KPÖ: Geschrumpft und trotzdem glücklich
Der Wiedereinzug geriet zur Zitterpartie. Dass er aber ohne Kaltenegger gelang, zählt für die KPÖ mehr als der Verlust von zwei Mandaten.

Foto © Marija KanizajKPÖ-Spitzenkandidatin Claudia Klimt-Weithaler mit KPÖ-Zugpferd Ernest Kaltenegger
Ein Detail lässt die Kommunisten schmunzeln: Spitzenkandidatin Claudia Klimt-Weithaler gab ihre Stimme in einem Gasthaus ab, und zwar im Gasthaus "Zur Endstation" in Graz-Liebenau.
Ein Omen? Die ersten Ergebnisse kurz nach 14 Uhr sorgen tatsächlich für bange, nachdenkliche Mienen: "Wir werden halbiert und die Blauen legen massiv zu", fasst ein Mitarbeiter im Landtagsklub zusammen. Es sind jedoch erst Landgemeinden ausgezählt, die Städte, vor allem die obersteirischen "Hochburgen", kommen erst. Die Entscheidung, ob die KP weiter im Landtag vertreten sein wird, fällt spät, nämlich erst in der Landeshauptstadt.
"In Hochstimmung sind wir nicht, es wird eine Zitterpartie", beantwortet Klimt-Weithaler die ersten Fragen. Noch vor einem Jahr hatte das Ziel gelautet, politisch zu überleben. Zuletzt traute sich die KPÖ aber sogar eine Wiederholung des Ergebnisses von 2005 mit Zugpferd Ernest Kaltenegger zu. Davon ist nun keine Rede mehr. Kaltenegger analysiert die Ergebnisse der Gemeinden gestern dennoch entspannter als vor fünf Jahren: "Damals hätten wir uns über diesen Zwischenstand gefreut, aber jetzt liegt die Latte hoch für uns."

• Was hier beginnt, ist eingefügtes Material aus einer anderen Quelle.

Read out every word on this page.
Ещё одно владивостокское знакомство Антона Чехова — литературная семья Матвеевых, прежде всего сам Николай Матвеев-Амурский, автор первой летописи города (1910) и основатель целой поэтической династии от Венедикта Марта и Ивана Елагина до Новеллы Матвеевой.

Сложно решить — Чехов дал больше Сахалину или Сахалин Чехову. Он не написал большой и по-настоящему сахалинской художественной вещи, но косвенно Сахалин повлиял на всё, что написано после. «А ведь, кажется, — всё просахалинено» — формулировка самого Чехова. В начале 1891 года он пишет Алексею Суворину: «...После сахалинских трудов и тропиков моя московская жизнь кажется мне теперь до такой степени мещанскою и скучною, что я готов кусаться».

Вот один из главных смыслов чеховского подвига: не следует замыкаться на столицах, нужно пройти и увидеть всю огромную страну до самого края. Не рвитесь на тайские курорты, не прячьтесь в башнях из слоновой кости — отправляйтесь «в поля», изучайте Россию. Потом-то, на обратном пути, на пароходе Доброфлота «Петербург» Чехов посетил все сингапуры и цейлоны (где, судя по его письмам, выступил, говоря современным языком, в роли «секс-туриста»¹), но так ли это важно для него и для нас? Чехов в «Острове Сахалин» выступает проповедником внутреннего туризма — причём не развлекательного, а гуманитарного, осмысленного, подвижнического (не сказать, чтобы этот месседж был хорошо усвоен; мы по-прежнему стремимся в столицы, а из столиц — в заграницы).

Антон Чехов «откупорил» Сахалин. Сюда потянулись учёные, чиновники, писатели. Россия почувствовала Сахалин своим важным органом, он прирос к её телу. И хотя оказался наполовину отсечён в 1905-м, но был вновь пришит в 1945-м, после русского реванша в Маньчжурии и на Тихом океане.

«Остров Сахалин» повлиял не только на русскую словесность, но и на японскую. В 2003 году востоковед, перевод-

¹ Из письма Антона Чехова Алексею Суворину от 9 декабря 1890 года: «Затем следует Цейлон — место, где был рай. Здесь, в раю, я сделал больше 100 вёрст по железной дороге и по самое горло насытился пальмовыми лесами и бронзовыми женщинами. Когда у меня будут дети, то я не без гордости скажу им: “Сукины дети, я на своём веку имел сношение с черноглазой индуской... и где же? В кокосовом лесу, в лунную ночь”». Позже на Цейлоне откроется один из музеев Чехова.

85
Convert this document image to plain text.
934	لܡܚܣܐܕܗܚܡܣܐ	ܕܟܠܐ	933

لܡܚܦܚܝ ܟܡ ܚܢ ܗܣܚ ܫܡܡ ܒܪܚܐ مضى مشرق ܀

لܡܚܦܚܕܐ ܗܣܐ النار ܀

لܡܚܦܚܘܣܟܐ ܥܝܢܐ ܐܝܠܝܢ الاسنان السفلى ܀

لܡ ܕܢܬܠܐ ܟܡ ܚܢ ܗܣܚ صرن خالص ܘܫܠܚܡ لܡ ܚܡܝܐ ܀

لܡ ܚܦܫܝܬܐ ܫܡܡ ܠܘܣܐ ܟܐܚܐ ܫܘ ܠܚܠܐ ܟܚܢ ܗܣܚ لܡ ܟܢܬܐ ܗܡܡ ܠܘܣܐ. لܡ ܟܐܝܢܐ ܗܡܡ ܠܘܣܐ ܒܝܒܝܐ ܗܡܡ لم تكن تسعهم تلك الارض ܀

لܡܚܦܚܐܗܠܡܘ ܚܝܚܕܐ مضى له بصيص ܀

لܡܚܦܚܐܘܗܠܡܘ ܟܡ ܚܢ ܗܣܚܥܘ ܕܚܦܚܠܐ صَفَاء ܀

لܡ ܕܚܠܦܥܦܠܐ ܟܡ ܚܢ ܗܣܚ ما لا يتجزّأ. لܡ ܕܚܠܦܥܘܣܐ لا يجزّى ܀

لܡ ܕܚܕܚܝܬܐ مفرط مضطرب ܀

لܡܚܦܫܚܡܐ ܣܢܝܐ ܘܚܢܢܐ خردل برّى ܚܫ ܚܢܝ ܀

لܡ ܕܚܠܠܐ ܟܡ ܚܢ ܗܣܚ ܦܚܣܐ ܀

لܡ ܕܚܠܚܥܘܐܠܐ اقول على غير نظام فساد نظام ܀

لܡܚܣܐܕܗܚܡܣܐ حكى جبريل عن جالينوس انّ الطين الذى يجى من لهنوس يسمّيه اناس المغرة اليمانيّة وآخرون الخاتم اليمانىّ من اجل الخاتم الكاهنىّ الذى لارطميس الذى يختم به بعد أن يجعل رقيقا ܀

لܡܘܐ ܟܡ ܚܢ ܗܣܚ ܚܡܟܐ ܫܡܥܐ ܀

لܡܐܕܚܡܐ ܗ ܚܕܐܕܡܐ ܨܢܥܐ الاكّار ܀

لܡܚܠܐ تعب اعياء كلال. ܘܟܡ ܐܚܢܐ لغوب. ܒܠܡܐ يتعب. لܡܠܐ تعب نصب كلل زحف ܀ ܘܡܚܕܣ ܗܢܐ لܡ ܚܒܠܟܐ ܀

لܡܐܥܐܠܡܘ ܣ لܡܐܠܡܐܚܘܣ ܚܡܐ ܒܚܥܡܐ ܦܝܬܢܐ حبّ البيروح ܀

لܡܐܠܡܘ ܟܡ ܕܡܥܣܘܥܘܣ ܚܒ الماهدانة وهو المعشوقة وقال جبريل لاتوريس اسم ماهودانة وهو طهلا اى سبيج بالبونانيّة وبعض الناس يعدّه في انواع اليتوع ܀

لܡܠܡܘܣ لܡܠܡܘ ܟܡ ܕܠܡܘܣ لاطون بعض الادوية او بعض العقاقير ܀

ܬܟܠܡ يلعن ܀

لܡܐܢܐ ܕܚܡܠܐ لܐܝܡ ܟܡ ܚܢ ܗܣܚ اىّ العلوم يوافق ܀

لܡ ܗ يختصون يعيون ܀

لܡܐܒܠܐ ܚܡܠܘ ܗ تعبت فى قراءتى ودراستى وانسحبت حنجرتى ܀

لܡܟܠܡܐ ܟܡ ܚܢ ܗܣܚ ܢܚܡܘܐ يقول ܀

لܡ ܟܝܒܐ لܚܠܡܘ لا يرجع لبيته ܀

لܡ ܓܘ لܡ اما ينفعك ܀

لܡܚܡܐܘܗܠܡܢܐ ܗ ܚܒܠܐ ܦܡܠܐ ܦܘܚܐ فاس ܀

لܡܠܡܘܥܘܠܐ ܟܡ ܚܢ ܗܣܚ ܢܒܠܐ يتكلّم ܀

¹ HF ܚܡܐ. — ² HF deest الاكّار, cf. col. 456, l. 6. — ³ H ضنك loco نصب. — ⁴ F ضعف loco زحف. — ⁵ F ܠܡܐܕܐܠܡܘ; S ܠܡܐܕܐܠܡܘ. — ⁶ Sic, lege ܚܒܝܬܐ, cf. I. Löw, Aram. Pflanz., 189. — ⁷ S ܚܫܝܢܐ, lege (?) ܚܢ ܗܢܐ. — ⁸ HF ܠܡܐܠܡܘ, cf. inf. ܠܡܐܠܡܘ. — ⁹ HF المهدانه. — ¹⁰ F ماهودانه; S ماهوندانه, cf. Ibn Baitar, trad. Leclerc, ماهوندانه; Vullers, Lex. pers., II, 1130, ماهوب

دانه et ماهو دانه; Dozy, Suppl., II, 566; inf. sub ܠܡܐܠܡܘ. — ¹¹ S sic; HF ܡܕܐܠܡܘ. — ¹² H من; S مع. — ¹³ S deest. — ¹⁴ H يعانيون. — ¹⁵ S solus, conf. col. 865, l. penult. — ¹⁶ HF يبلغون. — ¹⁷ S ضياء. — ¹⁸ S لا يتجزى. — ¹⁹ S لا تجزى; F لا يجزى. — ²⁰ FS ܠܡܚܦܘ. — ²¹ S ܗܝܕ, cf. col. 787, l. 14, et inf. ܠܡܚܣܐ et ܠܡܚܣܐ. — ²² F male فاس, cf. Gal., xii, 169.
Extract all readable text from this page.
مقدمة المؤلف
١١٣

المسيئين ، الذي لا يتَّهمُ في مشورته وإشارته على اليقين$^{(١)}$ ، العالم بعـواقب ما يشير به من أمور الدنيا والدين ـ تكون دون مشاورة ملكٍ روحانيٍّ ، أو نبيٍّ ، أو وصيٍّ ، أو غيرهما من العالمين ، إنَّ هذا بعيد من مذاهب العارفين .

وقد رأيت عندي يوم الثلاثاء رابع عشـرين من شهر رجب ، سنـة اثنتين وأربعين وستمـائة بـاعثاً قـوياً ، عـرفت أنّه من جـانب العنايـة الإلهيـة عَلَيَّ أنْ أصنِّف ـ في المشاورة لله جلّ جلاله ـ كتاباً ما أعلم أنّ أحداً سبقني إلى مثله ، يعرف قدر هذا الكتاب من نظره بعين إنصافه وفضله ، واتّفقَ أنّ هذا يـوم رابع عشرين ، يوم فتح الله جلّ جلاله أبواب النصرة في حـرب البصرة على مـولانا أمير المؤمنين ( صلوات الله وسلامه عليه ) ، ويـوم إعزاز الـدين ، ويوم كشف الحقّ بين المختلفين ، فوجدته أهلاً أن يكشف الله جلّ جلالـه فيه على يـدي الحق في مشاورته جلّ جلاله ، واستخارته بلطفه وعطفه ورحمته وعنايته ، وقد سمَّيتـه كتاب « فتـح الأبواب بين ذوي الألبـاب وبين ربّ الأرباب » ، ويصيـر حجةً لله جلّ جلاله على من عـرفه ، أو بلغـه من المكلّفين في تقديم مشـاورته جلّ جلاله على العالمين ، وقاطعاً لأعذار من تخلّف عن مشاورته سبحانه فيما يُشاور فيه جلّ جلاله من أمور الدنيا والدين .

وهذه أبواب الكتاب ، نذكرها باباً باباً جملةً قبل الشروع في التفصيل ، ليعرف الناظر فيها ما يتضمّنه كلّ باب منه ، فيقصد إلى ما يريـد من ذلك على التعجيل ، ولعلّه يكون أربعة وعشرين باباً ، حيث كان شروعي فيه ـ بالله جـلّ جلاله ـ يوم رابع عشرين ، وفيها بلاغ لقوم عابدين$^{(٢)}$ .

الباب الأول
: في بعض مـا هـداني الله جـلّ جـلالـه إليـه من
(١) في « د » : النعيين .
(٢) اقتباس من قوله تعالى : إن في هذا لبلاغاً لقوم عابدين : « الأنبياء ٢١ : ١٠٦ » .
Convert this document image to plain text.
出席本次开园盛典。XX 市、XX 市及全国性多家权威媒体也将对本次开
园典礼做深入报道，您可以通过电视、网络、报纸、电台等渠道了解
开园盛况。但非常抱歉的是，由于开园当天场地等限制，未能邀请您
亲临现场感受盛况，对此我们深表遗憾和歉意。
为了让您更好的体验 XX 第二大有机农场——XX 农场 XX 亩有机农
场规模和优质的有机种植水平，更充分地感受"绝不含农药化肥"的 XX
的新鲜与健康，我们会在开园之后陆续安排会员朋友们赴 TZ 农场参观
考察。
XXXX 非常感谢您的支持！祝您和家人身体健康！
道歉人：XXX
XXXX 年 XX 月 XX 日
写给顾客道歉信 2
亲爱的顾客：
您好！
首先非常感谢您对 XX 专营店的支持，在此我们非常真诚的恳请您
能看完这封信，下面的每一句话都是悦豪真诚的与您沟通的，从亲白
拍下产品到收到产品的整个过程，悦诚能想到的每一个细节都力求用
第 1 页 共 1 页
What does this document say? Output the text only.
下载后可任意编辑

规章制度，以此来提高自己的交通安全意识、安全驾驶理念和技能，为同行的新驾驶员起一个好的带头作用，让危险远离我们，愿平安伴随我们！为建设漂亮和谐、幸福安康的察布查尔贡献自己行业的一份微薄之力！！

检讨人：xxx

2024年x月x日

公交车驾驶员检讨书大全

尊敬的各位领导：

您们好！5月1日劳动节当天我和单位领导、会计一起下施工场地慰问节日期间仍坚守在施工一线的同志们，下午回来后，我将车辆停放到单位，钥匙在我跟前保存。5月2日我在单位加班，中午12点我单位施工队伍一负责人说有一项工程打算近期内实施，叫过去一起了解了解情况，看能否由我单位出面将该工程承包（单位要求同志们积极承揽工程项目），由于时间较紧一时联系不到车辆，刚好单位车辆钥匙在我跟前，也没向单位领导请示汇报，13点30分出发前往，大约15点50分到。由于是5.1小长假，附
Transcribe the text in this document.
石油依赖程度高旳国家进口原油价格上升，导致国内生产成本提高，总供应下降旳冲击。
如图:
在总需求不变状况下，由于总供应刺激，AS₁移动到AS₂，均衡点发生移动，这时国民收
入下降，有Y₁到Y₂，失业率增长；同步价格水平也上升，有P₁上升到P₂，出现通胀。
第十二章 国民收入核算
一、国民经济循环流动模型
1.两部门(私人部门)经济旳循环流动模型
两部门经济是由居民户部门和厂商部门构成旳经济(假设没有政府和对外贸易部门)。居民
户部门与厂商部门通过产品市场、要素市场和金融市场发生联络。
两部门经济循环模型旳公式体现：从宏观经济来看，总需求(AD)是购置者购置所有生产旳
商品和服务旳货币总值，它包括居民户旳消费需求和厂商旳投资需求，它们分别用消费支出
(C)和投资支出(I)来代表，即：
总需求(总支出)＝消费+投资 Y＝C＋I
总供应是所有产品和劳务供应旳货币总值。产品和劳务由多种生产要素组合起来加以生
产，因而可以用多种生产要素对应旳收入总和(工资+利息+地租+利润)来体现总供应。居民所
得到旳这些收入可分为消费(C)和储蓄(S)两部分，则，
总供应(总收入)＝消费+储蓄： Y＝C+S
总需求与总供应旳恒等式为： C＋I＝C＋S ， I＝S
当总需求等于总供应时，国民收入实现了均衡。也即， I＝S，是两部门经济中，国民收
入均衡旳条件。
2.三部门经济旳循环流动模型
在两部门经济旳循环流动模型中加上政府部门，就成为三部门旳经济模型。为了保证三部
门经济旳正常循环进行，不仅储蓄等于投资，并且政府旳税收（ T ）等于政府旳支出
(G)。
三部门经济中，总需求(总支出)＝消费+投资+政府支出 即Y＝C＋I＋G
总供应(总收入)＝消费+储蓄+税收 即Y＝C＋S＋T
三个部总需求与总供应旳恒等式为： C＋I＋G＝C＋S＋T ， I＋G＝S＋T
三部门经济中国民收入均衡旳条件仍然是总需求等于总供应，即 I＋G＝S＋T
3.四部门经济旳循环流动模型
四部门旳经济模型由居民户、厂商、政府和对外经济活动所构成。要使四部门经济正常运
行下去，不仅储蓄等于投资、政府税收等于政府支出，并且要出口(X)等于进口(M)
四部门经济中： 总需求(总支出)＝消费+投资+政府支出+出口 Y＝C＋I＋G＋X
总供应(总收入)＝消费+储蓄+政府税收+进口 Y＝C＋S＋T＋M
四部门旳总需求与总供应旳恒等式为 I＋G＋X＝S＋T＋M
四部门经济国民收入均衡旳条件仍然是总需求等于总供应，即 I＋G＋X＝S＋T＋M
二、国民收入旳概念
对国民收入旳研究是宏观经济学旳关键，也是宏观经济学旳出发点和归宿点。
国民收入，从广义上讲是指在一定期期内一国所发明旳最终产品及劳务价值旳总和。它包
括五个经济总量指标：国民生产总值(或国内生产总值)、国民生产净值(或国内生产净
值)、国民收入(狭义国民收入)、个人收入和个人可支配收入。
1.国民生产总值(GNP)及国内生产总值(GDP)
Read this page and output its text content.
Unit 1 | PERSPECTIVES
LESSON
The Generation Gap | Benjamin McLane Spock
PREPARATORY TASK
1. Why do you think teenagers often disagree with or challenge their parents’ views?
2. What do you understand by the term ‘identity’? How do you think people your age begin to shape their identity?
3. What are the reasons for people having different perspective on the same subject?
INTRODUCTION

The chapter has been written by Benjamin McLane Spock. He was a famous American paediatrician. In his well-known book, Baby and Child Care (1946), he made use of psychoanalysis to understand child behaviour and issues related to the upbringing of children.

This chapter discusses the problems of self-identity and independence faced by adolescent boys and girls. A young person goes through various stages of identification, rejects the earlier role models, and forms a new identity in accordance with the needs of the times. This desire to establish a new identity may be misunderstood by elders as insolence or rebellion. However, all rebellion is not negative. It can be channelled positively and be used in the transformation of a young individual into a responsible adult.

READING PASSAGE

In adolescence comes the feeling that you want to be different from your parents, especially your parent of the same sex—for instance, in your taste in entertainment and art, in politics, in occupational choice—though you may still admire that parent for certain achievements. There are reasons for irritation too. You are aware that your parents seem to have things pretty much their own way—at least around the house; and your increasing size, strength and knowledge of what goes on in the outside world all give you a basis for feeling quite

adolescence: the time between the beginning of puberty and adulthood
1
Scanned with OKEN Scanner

Das Abschneiden der KP ist durchwachsen. In Mellach sackt die Partei von 8,7 auf 3,4 Prozent ab, und dieses Beispiel ist kein Einzelfall. Doch je länger der Nachmittag, desto höher die Prozente. Hinter Altaussee, Zeltweg, St. Stefan ob Leoben, Knittelfeld und noch anderen Gemeinden steht ein Plus, anderswo hält sich das Minus in Grenzen. Und manchmal werden neue Wähler sogar mit Jubel begrüßt: "In Bairisch Kölldorf haben wir eine Stimme gewonnen!" Interne Hochrechnungen zeigen die KP einige Zeit Kopf an Kopf mit den Grünen. Der Wiedereinzug wird immer wahrscheinlicher, bereits sicher ist der Mandatsverlust.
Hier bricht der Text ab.